A Multiplicative Model for Learning Distributed Text-Based Attribute Representations

Authors: Ryan Kiros, Richard Zemel, Ruslan Salakhutdinov

NeurIPS 2014 | Conference PDF | Archive PDF | Plain Text | LLM Run Details

Reproducibility Variable Result LLM Response
Research Type Experimental We perform several experimental tasks including sentiment classification, cross-lingual document classification, and blog authorship attribution. We also qualitatively evaluate conditional word neighbours and attribute-conditioned text generation. In this section we describe our experimental evaluation and results. Throughout this section we refer to our model as Attribute Tensor Decomposition (ATD).
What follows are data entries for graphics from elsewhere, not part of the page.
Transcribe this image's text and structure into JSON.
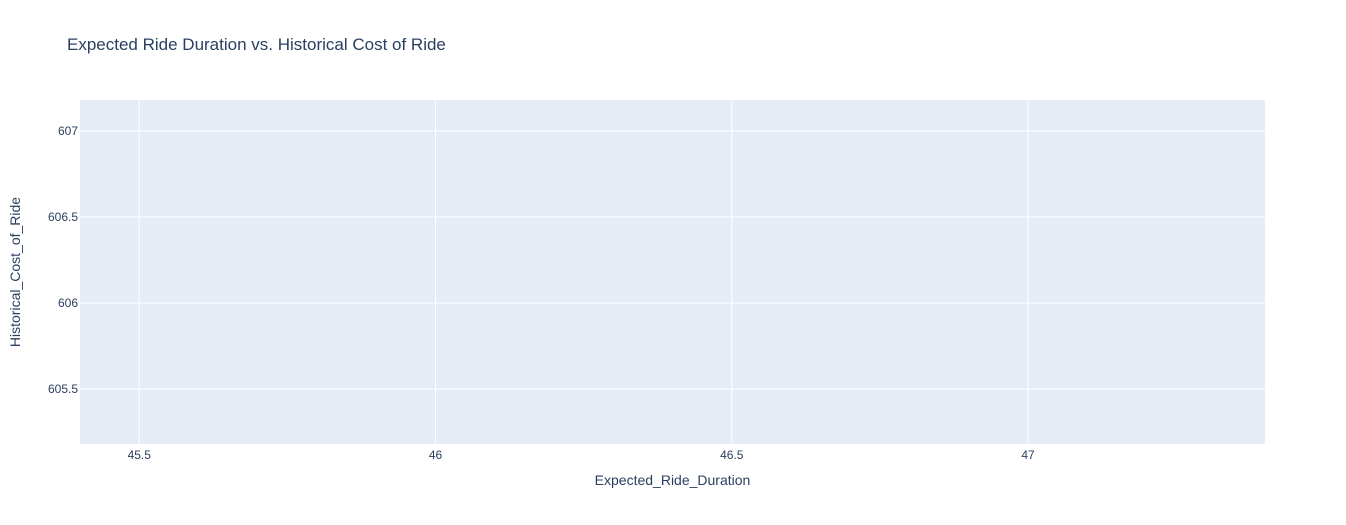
{
  "chart_data": {
    "type": "scatter",
    "title": "Expected Ride Duration vs. Historical Cost of Ride",
    "xlabel": "Expected_Ride_Duration",
    "ylabel": "Historical_Cost_of_Ride",
    "xlim": [
      45.4,
      47.4
    ],
    "ylim": [
      605.18,
      607.18
    ],
    "x_ticks": [
      45.5,
      46,
      46.5,
      47
    ],
    "x_tick_labels": [
      "45.5",
      "46",
      "46.5",
      "47"
    ],
    "y_ticks": [
      605.5,
      606,
      606.5,
      607
    ],
    "y_tick_labels": [
      "605.5",
      "606",
      "606.5",
      "607"
    ],
    "grid": true,
    "series": [
      {
        "x": [],
        "y": []
      }
    ],
    "colors": {
      "plot_background": "#e5ecf6",
      "grid": "#ffffff",
      "text": "#2a3f5f",
      "marker": "#636efa"
    }
  }
}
Researcher Affiliation Academia Ryan Kiros, Richard S. Zemel, Ruslan Salakhutdinov University of Toronto Canadian Institute for Advanced Research {rkiros, zemel, rsalakhu}@cs.toronto.edu
Pseudocode No The paper describes the models and their mathematical formulations but does not include any pseudocode or algorithm blocks.
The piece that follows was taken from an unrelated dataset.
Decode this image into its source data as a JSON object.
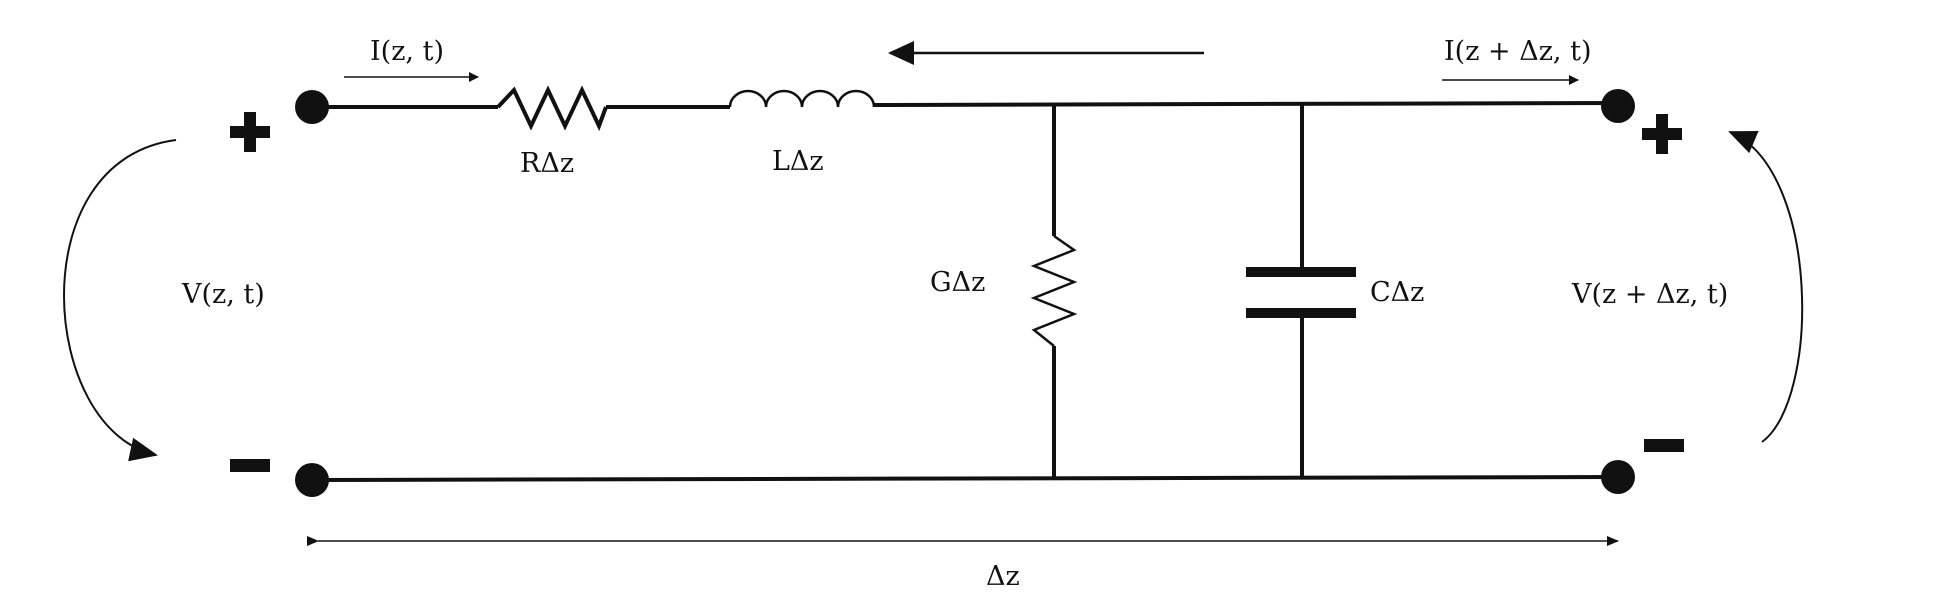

Open Source Code No The paper does not provide any explicit statement or link indicating that the source code for the described methodology is publicly available.
Open Datasets Yes We first demonstrate initial qualitative results to get a sense of the tasks our model can perform. For these, we use the small project Gutenberg corpus... Our first quantitative experiments are performed on the sentiment treebank of [3]... We use the Europarl corpus [23] for inducing word representations across languages... Evaluation is then performed on English and German sections of the Reuters RCV1/RCV2 corpora... For our final task, we use the Blog corpus of [24]...
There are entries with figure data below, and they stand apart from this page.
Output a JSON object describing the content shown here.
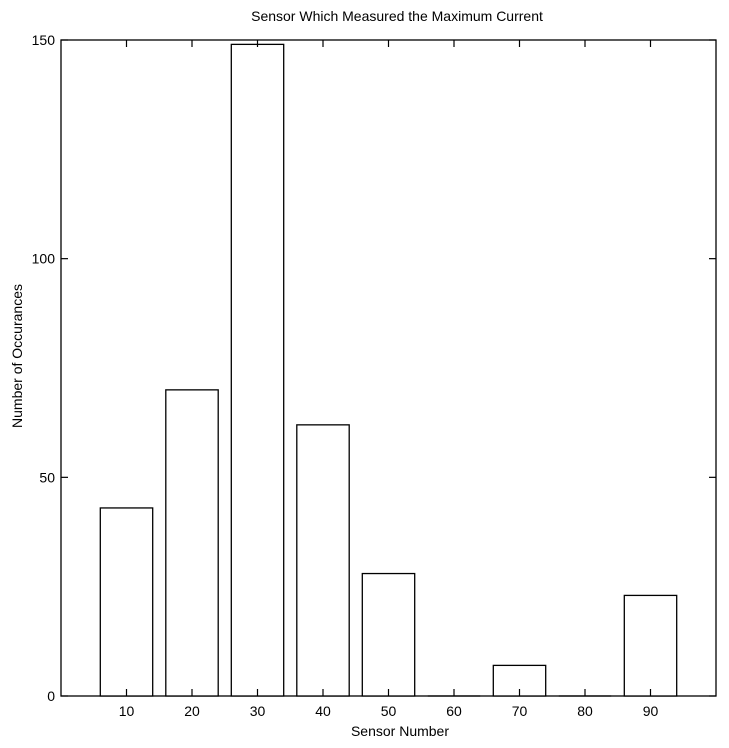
{
  "chart_data": {
    "type": "bar",
    "title": "Sensor Which Measured the Maximum Current",
    "xlabel": "Sensor Number",
    "ylabel": "Number of Occurances",
    "xlim": [
      0,
      100
    ],
    "ylim": [
      0,
      150
    ],
    "xticks": [
      10,
      20,
      30,
      40,
      50,
      60,
      70,
      80,
      90
    ],
    "yticks": [
      0,
      50,
      100,
      150
    ],
    "grid": false,
    "bar_width": 8,
    "x": [
      10,
      20,
      30,
      40,
      50,
      60,
      70,
      80,
      90
    ],
    "values": [
      43,
      70,
      149,
      62,
      28,
      0,
      7,
      0,
      23
    ]
  }
}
Dataset Splits Yes We used a monolingual validation set for tuning the margin α, which was set to α = 1.
Hardware Specification No The paper does not provide specific details about the hardware used to run the experiments.
Software Dependencies No The paper does not list specific software dependencies with version numbers.
Experiment Setup Yes All models are trained using stochastic gradient descent with an exponential learning rate decay and linear (per epoch) increase in momentum. We used a context size of 8, 100 dimensional word vectors initialized from [2] and 100 dimensional sentence vectors initialized by averaging vectors of words from the corresponding sentence.